PPI Network Analysis
A total of 60 PPI pairs were obtained from STRING database based on all DEGs. The PPI network was constructed, which contained 120 nodes (89 up-regulated genes corresponding proteins and 31 down-regulated genes corresponding proteins) (Fig. 7A). By mining the sub-network module from the PPI network, two sub-networks with score = 4 were obtained, both containing 4 nodes and 6 protein interaction relationships (Fig. 7B). Based on the immune-related genes, 46 PPI pairs were obtained and the constructed PPI network included 31 nodes (21 up-regulated and 10 down-regulated ones) (Fig. 7C).
Drug-gene Interaction Analysis
A total of 10 drug-gene interaction pairs were identified based on the immune-related genes, which involved 10 drugs (busulfan, retinol, tretinoin, zanamivir, deferoxamine, temazepam, diazepam, oxazepam, bromazepam and nitrazepam) and 5 mRNAs (PRSS1, ALDH1A1, NEU2, NEUROD1 and GABRQ) (Fig. 8).
Metastatic Recurrence Survival Analysis Of Key Genes
The Venn diagram of the intersection of DEGs in the three datasets and immune-related genes is shown in Fig. 9A. The genes verified by GSE43817 dataset were DOCK2, HCN4, HASPIN, STK33 and KYNU. The gene verified by GSE125989 dataset was THY1. The genes verified by the two datasets were ASPN and CD1B. These genes were considered as key genes and were performed metastatic recurrence survival analysis.

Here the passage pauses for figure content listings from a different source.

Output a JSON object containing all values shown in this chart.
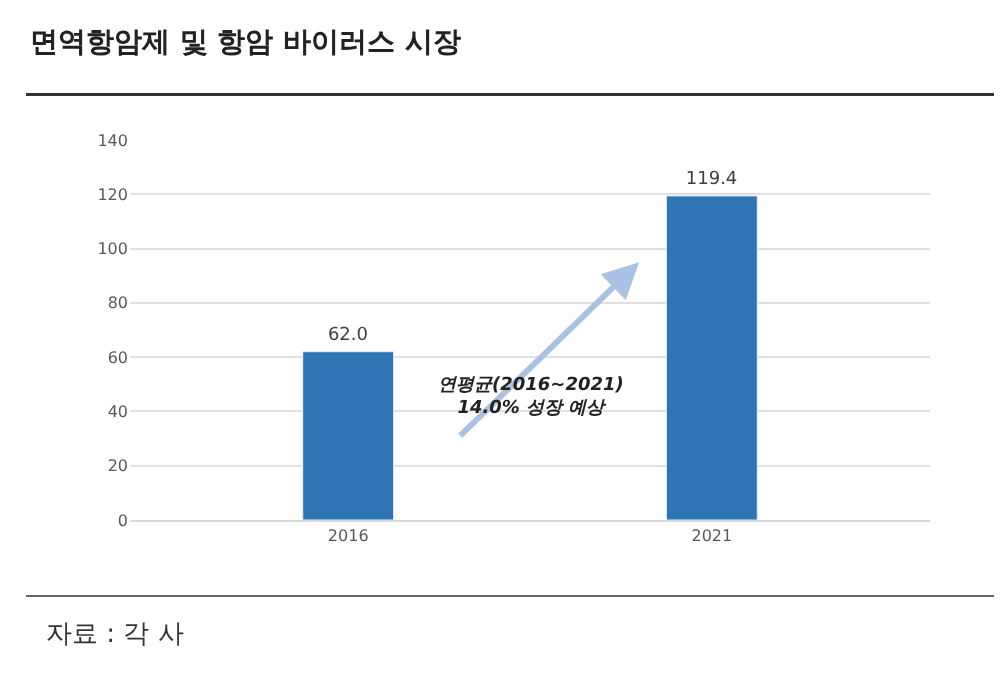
{
  "chart_data": {
    "type": "bar",
    "title": "면역항암제 및 항암 바이러스 시장",
    "categories": [
      "2016",
      "2021"
    ],
    "values": [
      62.0,
      119.4
    ],
    "color": "#2e75b6",
    "value_labels": [
      "62.0",
      "119.4"
    ],
    "ylim": [
      0,
      140
    ],
    "yticks": [
      0,
      20,
      40,
      60,
      80,
      100,
      120,
      140
    ],
    "grid": "y",
    "annotations": [
      "연평균(2016~2021)\n14.0% 성장 예상",
      "자료 : 각 사"
    ]
  }
}
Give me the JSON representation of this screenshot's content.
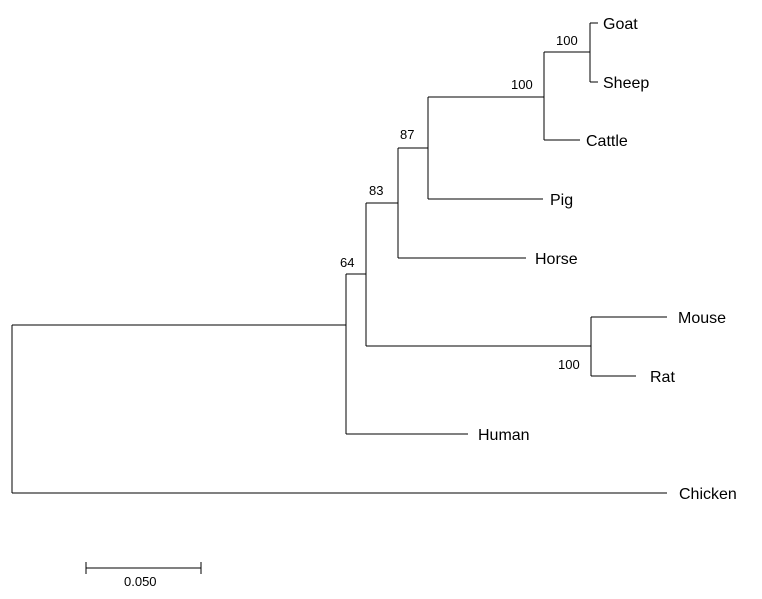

Based on the analysis of the bc-GenExMiner v4.4 database, CD1B and THY1 were found to affect the metastatic recurrence of triple-negative breast cancer. As shown in Fig. 9B, high expression of THY1 was more likely to cause metastasis of breast cancer, while low expression of CD1B was likely to cause metastasis of breast cancer.
Literature retrieval of key genes
Among the key genes, ASPN, DOCK2, THY1 and KYNU were found to be associated with breast cancer based on NCBI Entrez database. Based on the GenCLiP 2.0 database, only THY1 was associated with breast cancer.